A small but very well-tended garden, once for the local clergy’s rest and recreation, after meticulous recovery, since 1992 it has been open to the public, offering a pleasant and relaxing break in the city centre.

Cardinal Cristoforo Madruzzo and his Coadjutor, future bishop Johann Thomas von Spaur, commissioned master builder Johann Jakob de Quadria to build the Bishop’s Palace around 1570. In Renaissance times, the palace already had a garden. However, the garden open to visitors today, recently restored by the Superintendency of Bolzano, is based on a plan from 1831. Hemmed in by buildings and boundary walls, the garden’s limited space is divided by avenues into four geometric compartments, with a 19th-century bronze fountain in the middle. Recalling the Renaissance tradition, the flowerbeds host ornamental flowering plants and medicinal and edible plants. The innermost portions of the flowerbeds are for herbs and vegetables, while corner squares are for aromatic, medicinal and aphrodisiac herbs. The flowerbeds are surrounded by low boxwood hedges, with heirloom/English roses growing in the borders, mixed in with lavender, gypsophila, larkspur and several species of grasses.
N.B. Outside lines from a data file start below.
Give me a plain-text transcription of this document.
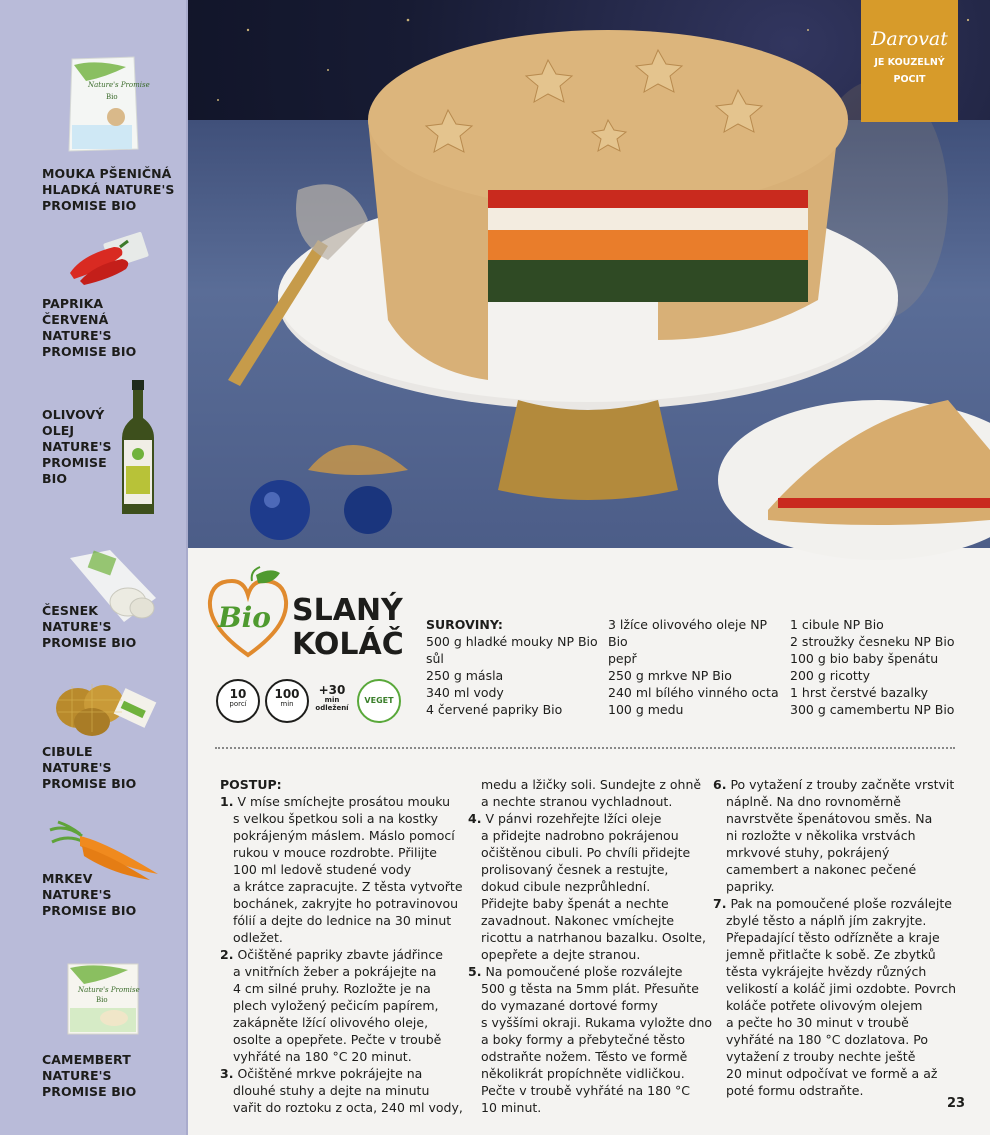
Nature's Promise
Bio
MOUKA PŠENIČNÁ
HLADKÁ NATURE'S
PROMISE BIO
PAPRIKA
ČERVENÁ
NATURE'S
PROMISE BIO
OLIVOVÝ
OLEJ
NATURE'S
PROMISE
BIO
ČESNEK
NATURE'S
PROMISE BIO
CIBULE
NATURE'S
PROMISE BIO
MRKEV
NATURE'S
PROMISE BIO
Nature's Promise
Bio
CAMEMBERT
NATURE'S
PROMISE BIO
Darovat
JE KOUZELNÝ
POCIT
Bio SLANÝ
KOLÁČ
10
porcí
100
min
+30
min
odležení
VEGET
SUROVINY:
500 g hladké mouky NP Bio
sůl
250 g másla
340 ml vody
4 červené papriky Bio
3 lžíce olivového oleje NP
Bio
pepř
250 g mrkve NP Bio
240 ml bílého vinného octa
100 g medu
1 cibule NP Bio
2 stroužky česneku NP Bio
100 g bio baby špenátu
200 g ricotty
1 hrst čerstvé bazalky
300 g camembertu NP Bio
POSTUP:
1. V míse smíchejte prosátou mouku
s velkou špetkou soli a na kostky
pokrájeným máslem. Máslo pomocí
rukou v mouce rozdrobte. Přilijte
100 ml ledově studené vody
a krátce zapracujte. Z těsta vytvořte
bochánek, zakryjte ho potravinovou
fólií a dejte do lednice na 30 minut
odležet.
2. Očištěné papriky zbavte jádřince
a vnitřních žeber a pokrájejte na
4 cm silné pruhy. Rozložte je na
plech vyložený pečicím papírem,
zakápněte lžící olivového oleje,
osolte a opepřete. Pečte v troubě
vyhřáté na 180 °C 20 minut.
3. Očištěné mrkve pokrájejte na
dlouhé stuhy a dejte na minutu
vařit do roztoku z octa, 240 ml vody,
medu a lžičky soli. Sundejte z ohně
a nechte stranou vychladnout.
4. V pánvi rozehřejte lžíci oleje
a přidejte nadrobno pokrájenou
očištěnou cibuli. Po chvíli přidejte
prolisovaný česnek a restujte,
dokud cibule nezprůhlední.
Přidejte baby špenát a nechte
zavadnout. Nakonec vmíchejte
ricottu a natrhanou bazalku. Osolte,
opepřete a dejte stranou.
5. Na pomoučené ploše rozválejte
500 g těsta na 5mm plát. Přesuňte
do vymazané dortové formy
s vyššími okraji. Rukama vyložte dno
a boky formy a přebytečné těsto
odstraňte nožem. Těsto ve formě
několikrát propíchněte vidličkou.
Pečte v troubě vyhřáté na 180 °C
10 minut.
6. Po vytažení z trouby začněte vrstvit
náplně. Na dno rovnoměrně
navrstvěte špenátovou směs. Na
ni rozložte v několika vrstvách
mrkvové stuhy, pokrájený
camembert a nakonec pečené
papriky.
7. Pak na pomoučené ploše rozválejte
zbylé těsto a náplň jím zakryjte.
Přepadající těsto odřízněte a kraje
jemně přitlačte k sobě. Ze zbytků
těsta vykrájejte hvězdy různých
velikostí a koláč jimi ozdobte. Povrch
koláče potřete olivovým olejem
a pečte ho 30 minut v troubě
vyhřáté na 180 °C dozlatova. Po
vytažení z trouby nechte ještě
20 minut odpočívat ve formě a až
poté formu odstraňte.
23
A number of yew plants shaped in a conical form are examples of tradition of ars topiaria, while potted plants of bitter orange, laurel and daisies sit in the corners. Two Ginkgo biloba trees – not in the original arrangement – have been preserved on the south side of the garden because they are unusual around these latitudes. To the south stands a vast pomarium of three hectares, documented since the Middle Ages, along with perimeter walls. Within two unique 16th-century corner pavilions, which were rebuilt between the late 18th and early 19th centuries, frescoed rooms on the upper floor offer panoramic views.